The amount of money insurers and payers spent on hospitals, doctor office visits, outpatient centers, labs and other healthcare providers increased 6.7% in the second quarter of 2016 compared with the same period a year ago, according to data from the U.S. Census Bureau.
It's the highest year-over-year spending growth uptick of any quarter since the first quarter of 2015, when the Census Bureau reported spending was 7.1% higher. Healthcare spending in the first quarter of this year went up 5.1%.
The quarterly census data estimate the revenue of various industries. Healthcare data represents the amounts spent by private insurers and government programs and excludes pharmaceuticals. Hospital revenue represents about 44% of the entire healthcare sector that the Census Bureau tracks.
In the second quarter, spending on hospitals increased 6.6% annually. That was a large boost from the 3.9% year-over-year uptick in hospital revenue that was recorded in the first quarter of this year.
Ambulatory healthcare settings posted even more sizable revenue increases in the second quarter. Revenue at the offices of physicians jumped 8.1% annually, while outpatient care centers recorded a 9.2% annual increase.

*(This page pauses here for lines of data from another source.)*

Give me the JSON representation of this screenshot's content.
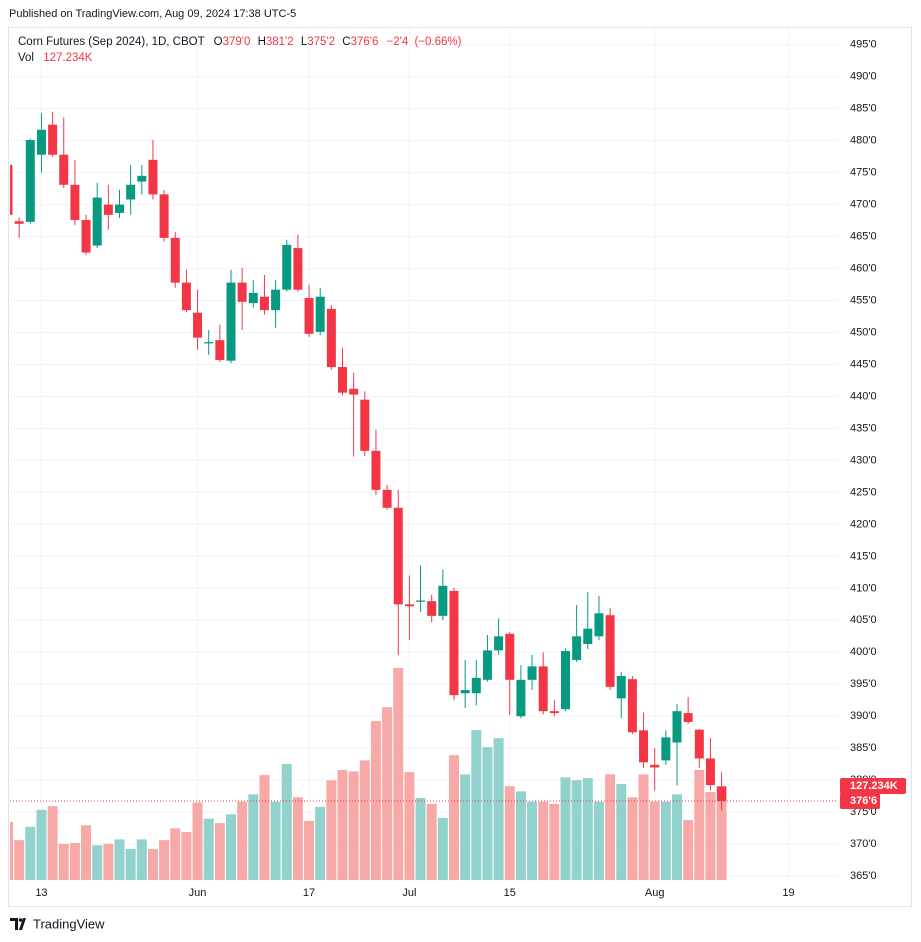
{
  "published": "Published on TradingView.com, Aug 09, 2024 17:38 UTC-5",
  "footer": "TradingView",
  "chart_data": {
    "type": "candlestick",
    "title": "Corn Futures (Sep 2024), 1D, CBOT",
    "legend_keys": {
      "open": "O",
      "high": "H",
      "low": "L",
      "close": "C",
      "volume": "Vol"
    },
    "legend": {
      "open": {
        "value": 379,
        "label": "379'0"
      },
      "high": {
        "value": 381.25,
        "label": "381'2"
      },
      "low": {
        "value": 375.25,
        "label": "375'2"
      },
      "close": {
        "value": 376.75,
        "label": "376'6"
      },
      "change": {
        "value": -2.5,
        "label": "−2'4"
      },
      "change_pct": {
        "value": -0.66,
        "label": "(−0.66%)"
      }
    },
    "last_price": {
      "value": 376.75,
      "label": "376'6"
    },
    "last_volume": {
      "value": 127234,
      "label": "127.234K"
    },
    "up_color": "#089981",
    "down_color": "#f23645",
    "volume_up_color": "#92d2cc",
    "volume_down_color": "#f7a9a7",
    "grid": true,
    "categories": [
      null,
      null,
      null,
      "13",
      null,
      null,
      null,
      null,
      null,
      null,
      null,
      null,
      null,
      null,
      null,
      null,
      null,
      "Jun",
      null,
      null,
      null,
      null,
      null,
      null,
      null,
      null,
      null,
      "17",
      null,
      null,
      null,
      null,
      null,
      null,
      null,
      null,
      "Jul",
      null,
      null,
      null,
      null,
      null,
      null,
      null,
      null,
      "15",
      null,
      null,
      null,
      null,
      null,
      null,
      null,
      null,
      null,
      null,
      null,
      null,
      "Aug",
      null,
      null,
      null,
      null,
      null,
      null,
      null,
      null,
      null,
      null,
      null,
      "19"
    ],
    "open": [
      476.2,
      467.4,
      467.3,
      477.8,
      482.5,
      477.8,
      473.1,
      467.6,
      463.6,
      470.0,
      468.7,
      470.8,
      473.6,
      477.0,
      471.6,
      464.8,
      457.8,
      453.1,
      448.3,
      448.8,
      445.6,
      457.8,
      454.6,
      455.6,
      453.5,
      456.7,
      463.2,
      455.4,
      450.1,
      453.7,
      444.6,
      441.2,
      439.5,
      431.5,
      425.4,
      422.6,
      407.5,
      407.9,
      408.0,
      405.7,
      409.6,
      393.6,
      393.6,
      395.7,
      400.3,
      402.9,
      390.0,
      395.7,
      397.8,
      390.8,
      391.1,
      398.8,
      401.3,
      402.5,
      405.8,
      392.8,
      395.8,
      387.8,
      382.4,
      383.1,
      385.9,
      390.5,
      387.9,
      383.4,
      379,
      null,
      null,
      null,
      null,
      null,
      null
    ],
    "high": [
      476.5,
      468,
      480.3,
      484.3,
      484.5,
      483.6,
      477.0,
      468.4,
      473.4,
      473.1,
      472.3,
      476.2,
      476.2,
      480.1,
      472.3,
      465.7,
      459.8,
      456.7,
      450.4,
      451.2,
      459.8,
      460.1,
      458.2,
      459.0,
      458.2,
      464.5,
      465.3,
      457.5,
      457.0,
      454.3,
      447.6,
      443.7,
      440.8,
      434.8,
      426.2,
      425.4,
      412.0,
      413.6,
      409.0,
      412.9,
      410.1,
      398.8,
      398.8,
      402.7,
      405.3,
      403.2,
      398.0,
      399.6,
      400.0,
      392.5,
      400.6,
      407.4,
      409.4,
      408.8,
      406.9,
      396.9,
      396.3,
      390.6,
      385.0,
      387.8,
      391.9,
      393.0,
      388.0,
      386.6,
      381.25,
      null,
      null,
      null,
      null,
      null,
      null
    ],
    "low": [
      467,
      464.8,
      467.0,
      475.0,
      477.5,
      472.6,
      466.8,
      462.1,
      463.2,
      466.1,
      467.9,
      468.4,
      471.6,
      470.8,
      464.2,
      457.0,
      453.2,
      447.3,
      446.5,
      445.4,
      445.2,
      450.4,
      453.9,
      452.8,
      450.7,
      456.4,
      456.4,
      449.3,
      449.6,
      444.2,
      440.2,
      430.6,
      430.7,
      424.6,
      422.3,
      399.6,
      401.9,
      406.3,
      404.7,
      405.0,
      392.5,
      391.3,
      391.7,
      395.4,
      399.6,
      390.2,
      389.7,
      394.1,
      390.3,
      390.0,
      390.8,
      398.5,
      400.5,
      401.9,
      394.1,
      389.7,
      387.2,
      381.9,
      378.4,
      382.4,
      379.2,
      388.8,
      381.9,
      378.4,
      375.25,
      null,
      null,
      null,
      null,
      null,
      null
    ],
    "close": [
      468.4,
      467.0,
      480.1,
      481.7,
      477.8,
      473.1,
      467.6,
      462.5,
      471.1,
      468.4,
      470.0,
      473.1,
      474.5,
      471.6,
      464.8,
      457.8,
      453.5,
      449.2,
      448.5,
      445.7,
      457.8,
      454.8,
      456.2,
      453.5,
      456.7,
      463.7,
      456.7,
      449.8,
      455.6,
      444.6,
      440.6,
      440.3,
      431.5,
      425.4,
      422.6,
      407.5,
      407.2,
      408.1,
      405.7,
      410.4,
      393.3,
      394.1,
      396.0,
      400.3,
      402.5,
      395.7,
      395.7,
      397.8,
      390.8,
      390.5,
      400.2,
      402.5,
      403.7,
      406.1,
      394.6,
      396.3,
      387.5,
      382.8,
      382.0,
      386.7,
      390.8,
      389.1,
      383.4,
      379.25,
      376.75,
      null,
      null,
      null,
      null,
      null,
      null
    ],
    "volume": [
      78500,
      54000,
      72000,
      95000,
      100000,
      49000,
      50000,
      74000,
      47000,
      49000,
      55000,
      42000,
      55000,
      42000,
      54000,
      70000,
      65000,
      105000,
      83000,
      77000,
      89000,
      106000,
      116000,
      142000,
      106000,
      157000,
      112000,
      80000,
      99000,
      135000,
      149000,
      147000,
      162000,
      215000,
      234000,
      287000,
      146000,
      111000,
      103000,
      84000,
      169000,
      143000,
      203000,
      180000,
      192000,
      127000,
      120000,
      106000,
      106000,
      103000,
      139000,
      135000,
      138000,
      106000,
      143000,
      130000,
      112000,
      143000,
      106000,
      106000,
      116000,
      81000,
      149000,
      119000,
      127234,
      null,
      null,
      null,
      null,
      null,
      null
    ],
    "ylim": [
      364.4,
      497.3
    ],
    "yticks": [
      {
        "value": 365,
        "label": "365'0"
      },
      {
        "value": 370,
        "label": "370'0"
      },
      {
        "value": 375,
        "label": "375'0"
      },
      {
        "value": 380,
        "label": "380'0"
      },
      {
        "value": 385,
        "label": "385'0"
      },
      {
        "value": 390,
        "label": "390'0"
      },
      {
        "value": 395,
        "label": "395'0"
      },
      {
        "value": 400,
        "label": "400'0"
      },
      {
        "value": 405,
        "label": "405'0"
      },
      {
        "value": 410,
        "label": "410'0"
      },
      {
        "value": 415,
        "label": "415'0"
      },
      {
        "value": 420,
        "label": "420'0"
      },
      {
        "value": 425,
        "label": "425'0"
      },
      {
        "value": 430,
        "label": "430'0"
      },
      {
        "value": 435,
        "label": "435'0"
      },
      {
        "value": 440,
        "label": "440'0"
      },
      {
        "value": 445,
        "label": "445'0"
      },
      {
        "value": 450,
        "label": "450'0"
      },
      {
        "value": 455,
        "label": "455'0"
      },
      {
        "value": 460,
        "label": "460'0"
      },
      {
        "value": 465,
        "label": "465'0"
      },
      {
        "value": 470,
        "label": "470'0"
      },
      {
        "value": 475,
        "label": "475'0"
      },
      {
        "value": 480,
        "label": "480'0"
      },
      {
        "value": 485,
        "label": "485'0"
      },
      {
        "value": 490,
        "label": "490'0"
      },
      {
        "value": 495,
        "label": "495'0"
      }
    ]
  }
}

So far this year, healthcare providers and social assistance groups have brought in more than $1.2 trillion of revenue, up 5.9% from the same six-month period in 2015.
CMS numbers show U.S. health spending increased at a higher rate in 2015 than in 2014, due largely to the coverage expansions from the Affordable Care Act. The census data support the predictions of actuaries and economists who believe health spending will continue to grow faster than the rest of the economy for the foreseeable future.